James Fussey’s over beat the bat several times, and a runout was found after some sharp work from The Moose™ turned a dropped catch into a neat piece of fielding. Two more wickets fell in the next two overs, details escape me but a nice catch off the back wall from Joe Chattle found the fourth. The fifth wicket caused a slight break in proceedings, in order for Binley to argue with the umpire and our skipper over the legitimacy of the catch. James Fussey steamed in and bowled a good ball which was clipped off the pads by the Binley bat (who looked surprisingly like Abdul from spicy bites), before crashing into the netted wall at midwicket and into the hands of the otherwise TFC’d Clobber. The controversy behind the catch, however, is that the fortunate bounce was not true to the netting, but was warped by a bench just outside it and as a result popped up fairly nicely. Get on with it, whoppers. 47 A.O.

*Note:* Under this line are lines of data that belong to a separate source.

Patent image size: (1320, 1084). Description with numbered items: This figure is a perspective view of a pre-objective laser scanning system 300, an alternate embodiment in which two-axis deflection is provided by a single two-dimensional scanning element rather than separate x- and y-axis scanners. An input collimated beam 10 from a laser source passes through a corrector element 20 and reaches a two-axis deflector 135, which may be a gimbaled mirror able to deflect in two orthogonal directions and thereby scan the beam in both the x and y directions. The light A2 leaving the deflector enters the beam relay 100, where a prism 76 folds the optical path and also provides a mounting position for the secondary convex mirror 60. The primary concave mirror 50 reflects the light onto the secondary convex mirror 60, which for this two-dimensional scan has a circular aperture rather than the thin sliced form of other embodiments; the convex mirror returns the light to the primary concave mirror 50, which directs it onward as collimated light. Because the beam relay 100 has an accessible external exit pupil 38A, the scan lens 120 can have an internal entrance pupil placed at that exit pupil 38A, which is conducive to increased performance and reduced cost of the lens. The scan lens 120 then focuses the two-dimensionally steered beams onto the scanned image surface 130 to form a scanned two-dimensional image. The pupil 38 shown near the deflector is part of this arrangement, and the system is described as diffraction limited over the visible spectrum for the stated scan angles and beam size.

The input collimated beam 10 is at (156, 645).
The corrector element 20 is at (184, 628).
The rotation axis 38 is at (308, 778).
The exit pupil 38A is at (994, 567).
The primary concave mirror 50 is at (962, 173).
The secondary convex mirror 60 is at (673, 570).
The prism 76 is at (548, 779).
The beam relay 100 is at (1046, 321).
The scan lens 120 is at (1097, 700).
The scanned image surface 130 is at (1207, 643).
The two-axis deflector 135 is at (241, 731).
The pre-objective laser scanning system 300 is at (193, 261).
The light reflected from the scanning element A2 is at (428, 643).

The UWMCC chase was particularly straightforward, with the most interesting anecdote I can provide about it being Joe Chapple’s innings, 3,1,3,1,3,1,3,1,3. Ferdinand got out, replaced by Ed Cooper with 10 to win (any of giving Chase a bat??) As we got into the minibus on the way back, our prayers were answered with an Ed Cooper Technical Stall™, and after a swift journey home a great bargain in Tesco’s, as Cooper earned himself a cut-price Chicken and Bacon wrap as the bint couldn’t find the right button on the till.